Single by Big Joe Turner
- B-side: "Ti-Ri-Lee"
- Released: February 1955
- Recorded: New York City, January 28, 1955
- Genre: Rhythm and blues, Jump blues^{[citation needed]}
- Length: 2:49
- Label: Atlantic
- Songwriters: Charles E. Calhoun; Lou Willie Turner;

Big Joe Turner singles chronology
| "Well All Right" (1954) | "Flip, Flop and Fly" (1955) | "Hide and Seek" (1955) |

= Flip, Flop and Fly =

"Flip, Flop and Fly" is a song recorded by Big Joe Turner in 1955. Called a "prototypical rocker", it was recorded by several early
rock and roll performers. In 1973, a version by the Downchild Blues Band reached the record singles chart in Canada.

==Original song==
"Flip, Flop and Fly" has an arrangement similar to Big Joe Turner's 1954 number 1 R&B chart hit "Shake, Rattle and Roll". Music critic Cub Koda suggests that "leftover verses [from the 'Shake, Rattle and Roll' recording session] were then recycled into Turner's follow-up hit, 'Flip, Flop and Fly. Both are up-tempo twelve-bar blues with a strong backbeat. "Flip, Flop and Fly" reached number 2 on Billboard magazine's R&B chart in 1955, less than one year after "Shake, Rattle and Roll".

Accompanying Turner on vocals are the song's co-writer Jesse Stone on piano, Al Sears on tenor sax, Connie Kay on drums, and unidentified trumpet, alto sax, baritone sax, guitar, and bass players. Turner subsequently recorded several live versions of the song.

==Other notable versions==
On January 28th, 1956, Elvis Presley performed a medley of the song along with "Shake, Rattle and Roll" on CBS's The Dorsey Brothers Stage Show as part of his television debut. In 1973 and 1974 he also frequently performed the song within medleys with other famous rock and roll classics.

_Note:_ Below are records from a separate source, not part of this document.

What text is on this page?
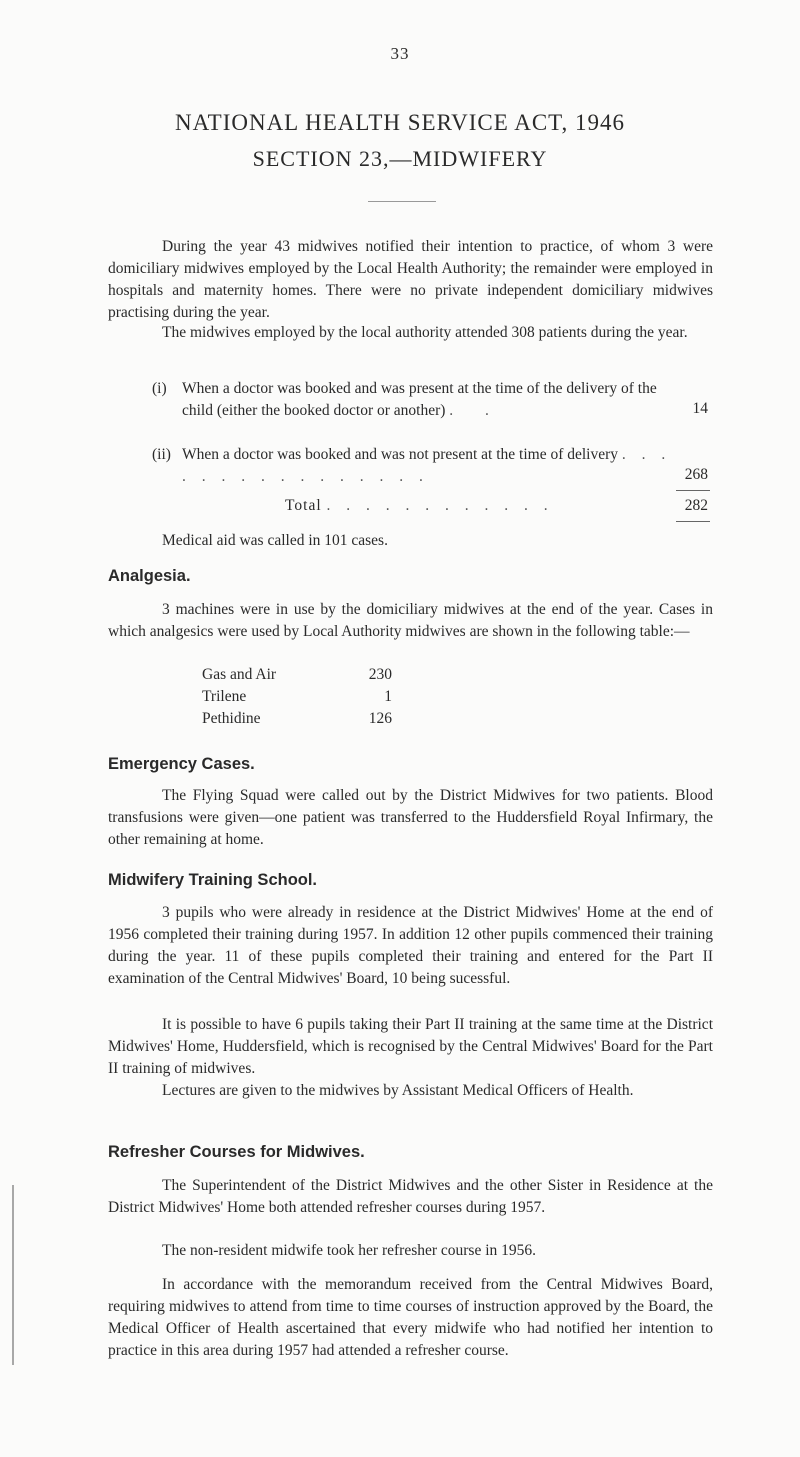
33
NATIONAL HEALTH SERVICE ACT, 1946
SECTION 23,—MIDWIFERY
During the year 43 midwives notified their intention to practice, of whom 3 were domiciliary midwives employed by the Local Health Authority; the remainder were employed in hospitals and maternity homes. There were no private independent domiciliary midwives practising during the year.
The midwives employed by the local authority attended 308 patients during the year.
(i) When a doctor was booked and was present at the time of the delivery of the child (either the booked doctor or another) . .	14
(ii) When a doctor was booked and was not present at the time of delivery . . . . . . . . . . . . . . . .	268
Total . . . . . . . . . . . .	282
Medical aid was called in 101 cases.
Analgesia.
3 machines were in use by the domiciliary midwives at the end of the year. Cases in which analgesics were used by Local Authority midwives are shown in the following table:—
Gas and Air	230
Trilene	1
Pethidine	126
Emergency Cases.
The Flying Squad were called out by the District Midwives for two patients. Blood transfusions were given—one patient was transferred to the Huddersfield Royal Infirmary, the other remaining at home.
Midwifery Training School.
3 pupils who were already in residence at the District Midwives' Home at the end of 1956 completed their training during 1957. In addition 12 other pupils commenced their training during the year. 11 of these pupils completed their training and entered for the Part II examination of the Central Midwives' Board, 10 being sucessful.
It is possible to have 6 pupils taking their Part II training at the same time at the District Midwives' Home, Huddersfield, which is recognised by the Central Midwives' Board for the Part II training of midwives.
Lectures are given to the midwives by Assistant Medical Officers of Health.
Refresher Courses for Midwives.
The Superintendent of the District Midwives and the other Sister in Residence at the District Midwives' Home both attended refresher courses during 1957.
The non-resident midwife took her refresher course in 1956.
In accordance with the memorandum received from the Central Midwives Board, requiring midwives to attend from time to time courses of instruction approved by the Board, the Medical Officer of Health ascertained that every midwife who had notified her intention to practice in this area during 1957 had attended a refresher course.
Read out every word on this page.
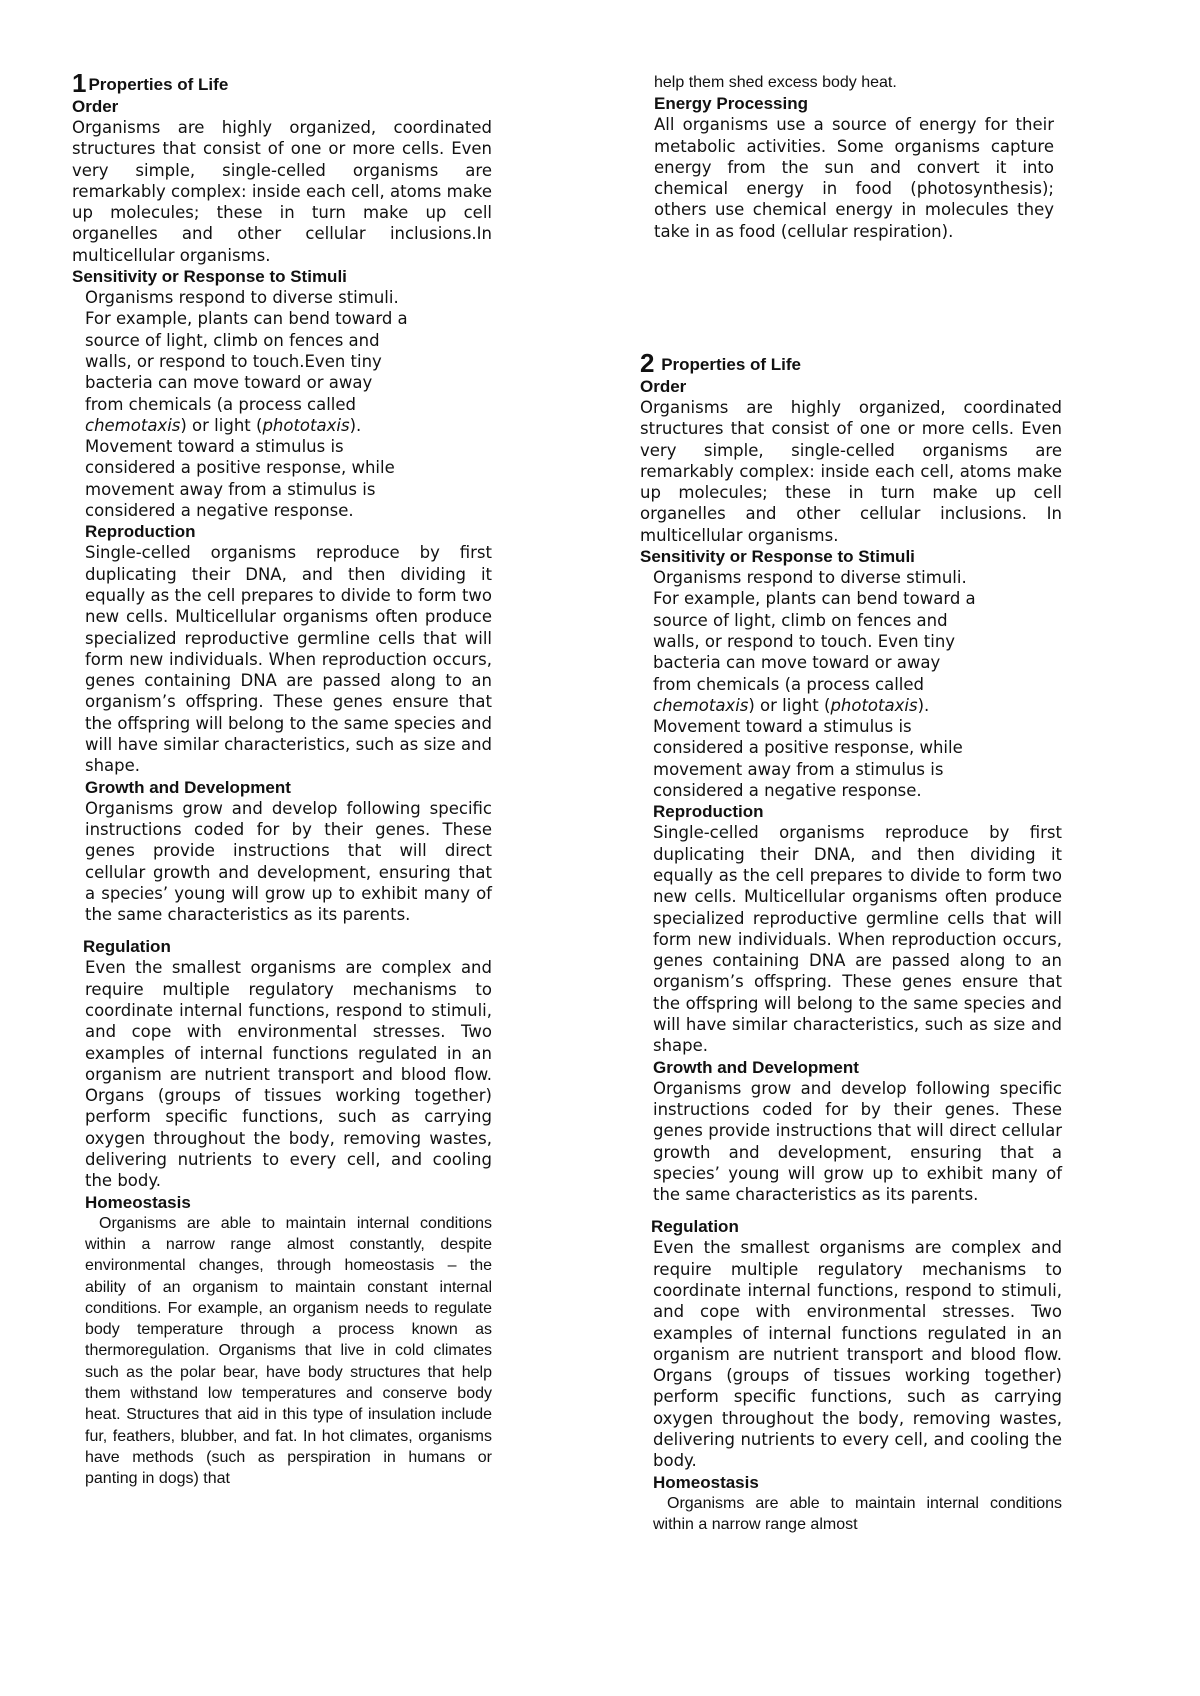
1 Properties of Life

Order

Organisms are highly organized, coordinated structures that consist of one or more cells. Even very simple, single-celled organisms are remarkably complex: inside each cell, atoms make up molecules; these in turn make up cell organelles and other cellular inclusions.In multicellular organisms.

Sensitivity or Response to Stimuli

Organisms respond to diverse stimuli.

For example, plants can bend toward a

source of light, climb on fences and

walls, or respond to touch.Even tiny

bacteria can move toward or away

from chemicals (a process called

chemotaxis) or light (phototaxis).

Movement toward a stimulus is

considered a positive response, while

movement away from a stimulus is

considered a negative response.

Reproduction

Single-celled organisms reproduce by first duplicating their DNA, and then dividing it equally as the cell prepares to divide to form two new cells. Multicellular organisms often produce specialized reproductive germline cells that will form new individuals. When reproduction occurs, genes containing DNA are passed along to an organism’s offspring. These genes ensure that the offspring will belong to the same species and will have similar characteristics, such as size and shape.

Growth and Development

Organisms grow and develop following specific instructions coded for by their genes. These genes provide instructions that will direct cellular growth and development, ensuring that a species’ young will grow up to exhibit many of the same characteristics as its parents.

Regulation

Even the smallest organisms are complex and require multiple regulatory mechanisms to coordinate internal functions, respond to stimuli, and cope with environmental stresses. Two examples of internal functions regulated in an organism are nutrient transport and blood flow. Organs (groups of tissues working together) perform specific functions, such as carrying oxygen throughout the body, removing wastes, delivering nutrients to every cell, and cooling the body.

Homeostasis

Organisms are able to maintain internal conditions within a narrow range almost constantly, despite environmental changes, through homeostasis – the ability of an organism to maintain constant internal conditions. For example, an organism needs to regulate body temperature through a process known as thermoregulation. Organisms that live in cold climates such as the polar bear, have body structures that help them withstand low temperatures and conserve body heat. Structures that aid in this type of insulation include fur, feathers, blubber, and fat. In hot climates, organisms have methods (such as perspiration in humans or panting in dogs) that

help them shed excess body heat.

Energy Processing

All organisms use a source of energy for their metabolic activities. Some organisms capture energy from the sun and convert it into chemical energy in food (photosynthesis); others use chemical energy in molecules they take in as food (cellular respiration).

2 Properties of Life

Order

Organisms are highly organized, coordinated structures that consist of one or more cells. Even very simple, single-celled organisms are remarkably complex: inside each cell, atoms make up molecules; these in turn make up cell organelles and other cellular inclusions. In multicellular organisms.

Sensitivity or Response to Stimuli

Organisms respond to diverse stimuli.

For example, plants can bend toward a

source of light, climb on fences and

walls, or respond to touch. Even tiny

bacteria can move toward or away

from chemicals (a process called

chemotaxis) or light (phototaxis).

Movement toward a stimulus is

considered a positive response, while

movement away from a stimulus is

considered a negative response.

Reproduction

Single-celled organisms reproduce by first duplicating their DNA, and then dividing it equally as the cell prepares to divide to form two new cells. Multicellular organisms often produce specialized reproductive germline cells that will form new individuals. When reproduction occurs, genes containing DNA are passed along to an organism’s offspring. These genes ensure that the offspring will belong to the same species and will have similar characteristics, such as size and shape.

Growth and Development

Organisms grow and develop following specific instructions coded for by their genes. These genes provide instructions that will direct cellular growth and development, ensuring that a species’ young will grow up to exhibit many of the same characteristics as its parents.

Regulation

Even the smallest organisms are complex and require multiple regulatory mechanisms to coordinate internal functions, respond to stimuli, and cope with environmental stresses. Two examples of internal functions regulated in an organism are nutrient transport and blood flow. Organs (groups of tissues working together) perform specific functions, such as carrying oxygen throughout the body, removing wastes, delivering nutrients to every cell, and cooling the body.

Homeostasis

Organisms are able to maintain internal conditions within a narrow range almost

In 1973, a rendition by the Canadian Downchild Blues Band reached number 35 on the RPM 100 singles chart. It was the first, and highest ranked, of four songs on the Canadian charts and is included on their second album Straight Up (1974), In 1978, a rendition by the American the Blues Brothers appeared on their album Briefcase Full of Blues. In 2000, a rendition by the American Ellis Hall was used on the soundtrack of the 2000 animated comedy film, Chicken Run.